The graphs indicate that minimum size for the sumbsit should be 6.
(b) Fit a GAM on the training data, using out-of-state tuition as the response and the features selected in the previous step as the predictors. Plot the results, and explain your findings.
library(mgcv)
## Loading required package: nlme
## This is mgcv 1.8-31. For overview type 'help("mgcv-package")'.
fit <- gam(Outstate ~ Private + s(Room.Board) + s(PhD) + s(perc.alumni) + s(Expend) + s(Grad.Rate), data=college)
par(mfrow = c(2, 3))
plot(fit, se = T, col = "blue")
(c) Evaluate the model obtained on the test set, and explain the results obtained.
preds <- predict(fit, college.test)
errors <- mean((college.test$Outstate - preds)^2)
errors
## [1] 3083086
test.mean <- mean((college.test$Outstate - mean(college.test$Outstate))^2)

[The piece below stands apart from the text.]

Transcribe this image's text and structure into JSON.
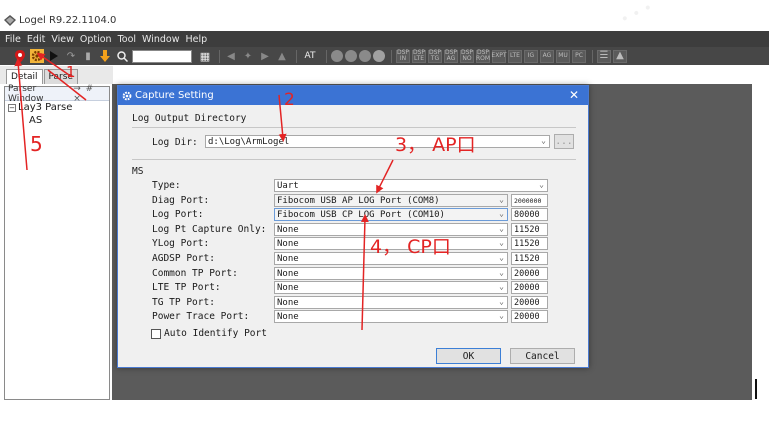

results <- 1 - errors / test.mean
results
## [1] 0.7846
Using Gam, we ended with six predictors and had a Rsquared of .76
(d) For which variables, if any, is there evidence of a non-linear relationship with the response?
summary(fit)
##
## Family: gaussian
## Link function: identity
##
## Formula:
## Outstate ~ Private + s(Room.Board) + s(PhD) + s(perc.alumni) +
## s(Expend) + s(Grad.Rate)
##
## Parametric coefficients:
## Estimate Std. Error t value Pr(>|t|)
## (Intercept) 8618.4 160.5 53.69 <2e-16 ***
## PrivateYes 2506.0 201.0 12.46 <2e-16 ***
## ---
## Signif. codes: 0 '***' 0.001 '**' 0.01 '*' 0.05 '.' 0.1 ' ' 1
##
## Approximate significance of smooth terms:
## edf Ref.df F p-value
## s(Room.Board) 5.299 6.493 14.664 < 2e-16 ***
## s(PhD) 3.934 4.896 3.151 0.0111 *
## s(perc.alumni) 1.679 2.116 13.042 2.07e-06 ***
## s(Expend) 6.176 7.336 33.841 < 2e-16 ***
## s(Grad.Rate) 3.922 4.922 9.572 1.19e-08 ***
## ---
## Signif. codes: 0 '***' 0.001 '**' 0.01 '*' 0.05 '.' 0.1 ' ' 1
##
## R-sq.(adj) = 0.789 Deviance explained = 79.5%
## GCV = 3.522e+06 Scale est. = 3.4177e+06 n = 777
It looks like PhD is the most nonsignifcant non linear variable.